Kekhawatiran terbesar saat itu adalah bagaimana mengurus dan menghidupi Aqsha yang berkebutuhan khusus. Saat itu, terbayang kerepotannya dan besarnya biaya. Namun alhamdullilah, seiring berjalannya waktu masalah-masalah yang ada bisa terhandle dengan baik. Ditambah, karier juga berjalan dengan baik sehingga akhirnya masalah biaya hidup Aqsha yang cukup besar bisa tertangani. Dalam menjalani kehidupan, yang saya rasakan adalah apabila kita bisa ikhlas merawat anak kita yang berkebutuhan khusus, Insya Allah.... Allah membukakan berbagai pintu rezeki buat kita.
1. Pasrah dalam menjalani kehidupan, namun tidak lupa tetap berdoa dan bekerja keras
2. Bantuan dan perhatian dari support system kita, misalnya orang tua, pengasuh anak dan sahabat-sahabat membuat saya kuat menjadi seorang Single Mom dengan anak berkebutuhan khusus.
3. Jujur, karena saya bekerja dan mempunyai income sendiri, hal ini juga yang membuat hidup pasca bercerai baik-baik saja karena pada dasarnya saya tidak tergantung hidup dengan mantan suami atau orang lain.
Sebenarnya saya cukup lama move on dari kondisi bercerai. Lima tahun lamanya saya tidak mempunyai hubungan khusus dengan siapapun, namun saya masih berhubungan baik dengan mantan suami saya. Saya lebih memfokuskan diri di pekerjaan karena saat itu proyek pekerjaan cukup banyak sehingga waktu yang adapun menjadi terbatas. Jika ada waktu senggang, saya lebih menghabiskan waktu bersama Aqsha dan orang tua saya.
Sehubungan dengan kondisi Aqsha, sampai saat ini saya tidak menjelaskan apapun tentang kondisi antara saya dan papanya. Aqsha terlihat baik-baik aja, selama di sekitar dia masih ada saya, nenek dan atuknya. Terkadang dia bertemu dengan papanya, namun karena sudah tidak tinggal bersama terkadang Aqsha tidak terlalu nyaman berlama-lama dengan papanya, mungkin karena kondisinya sebagai anak berkebutuhan khusus.

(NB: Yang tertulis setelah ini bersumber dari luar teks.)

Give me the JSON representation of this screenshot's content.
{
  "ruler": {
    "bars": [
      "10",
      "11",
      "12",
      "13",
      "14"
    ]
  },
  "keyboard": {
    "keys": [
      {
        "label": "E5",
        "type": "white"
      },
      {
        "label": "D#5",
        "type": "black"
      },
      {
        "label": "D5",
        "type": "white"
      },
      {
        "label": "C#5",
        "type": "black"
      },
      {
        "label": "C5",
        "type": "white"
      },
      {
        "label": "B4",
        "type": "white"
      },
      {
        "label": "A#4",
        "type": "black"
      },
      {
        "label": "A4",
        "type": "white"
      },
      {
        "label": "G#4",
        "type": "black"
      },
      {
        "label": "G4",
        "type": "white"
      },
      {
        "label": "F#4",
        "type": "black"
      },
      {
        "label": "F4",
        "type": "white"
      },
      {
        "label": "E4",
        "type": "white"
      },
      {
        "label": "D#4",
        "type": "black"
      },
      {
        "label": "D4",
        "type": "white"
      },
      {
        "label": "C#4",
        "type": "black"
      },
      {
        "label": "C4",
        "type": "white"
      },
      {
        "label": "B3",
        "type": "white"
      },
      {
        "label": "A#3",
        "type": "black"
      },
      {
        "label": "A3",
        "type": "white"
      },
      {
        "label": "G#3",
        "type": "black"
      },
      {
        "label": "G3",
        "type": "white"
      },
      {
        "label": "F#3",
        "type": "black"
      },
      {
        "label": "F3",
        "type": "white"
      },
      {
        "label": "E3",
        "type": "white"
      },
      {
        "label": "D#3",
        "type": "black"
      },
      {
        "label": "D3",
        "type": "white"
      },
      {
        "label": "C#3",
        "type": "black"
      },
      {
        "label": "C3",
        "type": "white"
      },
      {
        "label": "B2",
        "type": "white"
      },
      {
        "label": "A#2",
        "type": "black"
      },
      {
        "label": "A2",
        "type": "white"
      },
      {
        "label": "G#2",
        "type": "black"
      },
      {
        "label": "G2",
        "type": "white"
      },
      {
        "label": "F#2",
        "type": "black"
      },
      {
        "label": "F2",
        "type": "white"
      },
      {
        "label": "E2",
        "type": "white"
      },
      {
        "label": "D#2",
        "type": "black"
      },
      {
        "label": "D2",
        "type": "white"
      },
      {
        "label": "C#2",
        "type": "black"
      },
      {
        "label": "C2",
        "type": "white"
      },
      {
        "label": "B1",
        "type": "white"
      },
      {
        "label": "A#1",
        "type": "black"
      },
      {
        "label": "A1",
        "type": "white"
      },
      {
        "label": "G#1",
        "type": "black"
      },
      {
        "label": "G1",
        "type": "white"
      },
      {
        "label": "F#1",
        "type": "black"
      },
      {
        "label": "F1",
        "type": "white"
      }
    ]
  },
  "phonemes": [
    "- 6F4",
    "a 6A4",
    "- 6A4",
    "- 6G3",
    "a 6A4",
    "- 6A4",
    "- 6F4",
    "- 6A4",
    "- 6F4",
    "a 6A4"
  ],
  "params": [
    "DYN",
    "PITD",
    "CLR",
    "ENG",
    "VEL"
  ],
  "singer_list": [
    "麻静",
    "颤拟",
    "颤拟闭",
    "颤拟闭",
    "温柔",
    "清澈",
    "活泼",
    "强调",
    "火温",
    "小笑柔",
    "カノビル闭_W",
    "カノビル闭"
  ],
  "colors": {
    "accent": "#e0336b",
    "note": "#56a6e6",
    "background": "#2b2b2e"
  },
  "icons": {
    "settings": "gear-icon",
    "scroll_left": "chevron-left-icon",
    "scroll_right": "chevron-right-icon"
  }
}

Tantangannya, pastilah butuh sosok pria atau figur Ayah untuk menjadi role model di tumbuh kembangnya. Banyak kegiatan-kegiatan yang bersifat ke-lelakian yang sebenarnya baik untuk menjadi salah satu terapi Aqsha, tidak bisa saya lakukan karena keterbatasan saya.
Tantangan lainnya, saat ini di Indonesia apapun kegiatan yang menyangkut ABK pasti biayanya lebih besar dibanding untuk anak-anak berkondisi normal. Untuk anak seperti Aqsha, sampai dengan usianya 10 thn saat ini (Aqsha terapi sejak usia 2 tahun) masih sangat memerlukan terapi-terapi tumbuh kembang agar kondisinya bisa mendekati normal.
Tantangan lainnya, sebagai single Mom dari ABK yang saya rasakan adalah butuhnya pasangan hidup untuk support mental dan menjadi partner hidup saya, karena pastinya seiring perkembangan umur Aqsha banyak hal yang menyebabkan kekuatiran-kekuatiran bagi saya dan saya juga memerlukan kestabilan mental, hehehe.
Sejujurnya belum kepikir karena prioritas saat ini adalah bagaimana membuat Aqsha mandiri untuk masa depannya karena bagaimanapun saya tidak bisa selamanya menemani dia. Saya berharap kondisinya bisa lebih baik dan bisa mempunyai jodoh. Mungkin, saya berpesan agar dalam mencari pasangan, carilah yang mempunyai cara pandang yang sama, mau bekerja keras, setia dan taat beragama sehingga dia tidak perlu mengalami perpisahan seperti saya.